On a high level, our love affair with data-based decision making excludes us from any growth opportunities that require breaking from the norm, or bending the rules. It sacrifices our independence of thought in favor of hard numbers, thereby compromising our integrity.

But on a more basic level, our all-in data approach has created a new class of professionals. A class that is as stuck in the mud as Joe Pesci was in My Cousin Vinny.

You see, it’s relatively easy to analyze data that’s already there. Assuming one has a certain level of specialization, it’s even a secure area to work in.

But this type of occupation doesn’t provide a great opportunity for growth. There’s no need to go beyond the numbers. After all, no one’s looking for us to do that.

***

We were meant for something greater. We weren’t meant to be analysts. We were meant to be innovators.

And while the world at large seems to be pulling in the other direction, we don’t have to follow suit.

We have more to contribute than the digits on our spreadsheets and the colored arrows on our charts. There are untold stories behind those trends and totals.

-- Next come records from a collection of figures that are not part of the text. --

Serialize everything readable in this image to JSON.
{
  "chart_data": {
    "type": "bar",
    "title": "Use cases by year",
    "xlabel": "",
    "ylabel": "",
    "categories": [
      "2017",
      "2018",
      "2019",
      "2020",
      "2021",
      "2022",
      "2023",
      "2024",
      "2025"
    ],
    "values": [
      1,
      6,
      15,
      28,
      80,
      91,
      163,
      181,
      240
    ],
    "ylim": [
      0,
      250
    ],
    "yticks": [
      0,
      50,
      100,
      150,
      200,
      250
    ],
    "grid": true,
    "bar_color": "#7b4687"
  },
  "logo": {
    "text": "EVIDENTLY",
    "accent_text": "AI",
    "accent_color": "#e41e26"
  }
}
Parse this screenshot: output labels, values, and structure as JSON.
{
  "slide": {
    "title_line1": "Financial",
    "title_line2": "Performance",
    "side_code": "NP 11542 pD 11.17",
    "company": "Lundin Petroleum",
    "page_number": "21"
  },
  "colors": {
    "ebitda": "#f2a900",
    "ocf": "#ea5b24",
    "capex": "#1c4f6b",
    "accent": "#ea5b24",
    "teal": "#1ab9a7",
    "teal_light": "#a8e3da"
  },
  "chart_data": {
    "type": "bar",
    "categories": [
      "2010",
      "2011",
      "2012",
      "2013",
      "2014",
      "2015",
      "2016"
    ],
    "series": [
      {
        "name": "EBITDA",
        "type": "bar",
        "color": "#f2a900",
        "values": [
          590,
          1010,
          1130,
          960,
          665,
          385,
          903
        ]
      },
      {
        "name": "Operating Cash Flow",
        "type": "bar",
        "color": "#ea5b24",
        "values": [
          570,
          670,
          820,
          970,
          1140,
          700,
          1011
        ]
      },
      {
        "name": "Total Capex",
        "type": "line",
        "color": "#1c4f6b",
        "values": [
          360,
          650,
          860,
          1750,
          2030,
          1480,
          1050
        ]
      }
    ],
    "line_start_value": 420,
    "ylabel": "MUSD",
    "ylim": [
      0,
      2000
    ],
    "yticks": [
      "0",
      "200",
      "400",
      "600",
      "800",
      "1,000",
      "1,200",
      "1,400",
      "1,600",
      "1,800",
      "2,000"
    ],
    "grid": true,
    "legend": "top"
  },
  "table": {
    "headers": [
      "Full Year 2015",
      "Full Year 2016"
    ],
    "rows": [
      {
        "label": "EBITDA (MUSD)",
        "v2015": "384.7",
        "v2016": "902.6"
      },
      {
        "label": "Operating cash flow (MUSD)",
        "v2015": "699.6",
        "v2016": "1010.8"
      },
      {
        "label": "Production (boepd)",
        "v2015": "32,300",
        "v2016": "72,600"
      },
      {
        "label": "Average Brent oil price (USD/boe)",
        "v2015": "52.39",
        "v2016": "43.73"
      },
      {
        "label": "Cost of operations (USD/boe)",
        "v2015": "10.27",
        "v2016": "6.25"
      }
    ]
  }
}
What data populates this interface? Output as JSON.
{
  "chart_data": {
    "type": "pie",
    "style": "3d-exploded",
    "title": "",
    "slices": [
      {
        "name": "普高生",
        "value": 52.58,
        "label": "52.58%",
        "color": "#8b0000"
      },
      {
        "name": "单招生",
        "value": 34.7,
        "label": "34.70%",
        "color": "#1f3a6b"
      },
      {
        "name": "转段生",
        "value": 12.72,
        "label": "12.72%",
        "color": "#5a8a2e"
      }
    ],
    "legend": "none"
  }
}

Stories that tie the often-unpredictable course of human psychology to the concrete data we cultivate like corn on a Nebraska field.

We must tell those stories to tie everything together. We must tell these stories to forge a new way forward for a society that has doubled down on a solitary variable. We must tell these stories to lead.

This process might seem uncomfortable. Unsafe even.

That’s OK. Innovators never take the well-worn path.

But regardless of our apprehension, we owe it to ourselves to explore our true potential. We owe it to humanity to take that leap. We owe it to our future to make the right choice.

Analyst or innovator?

The answer should be clear.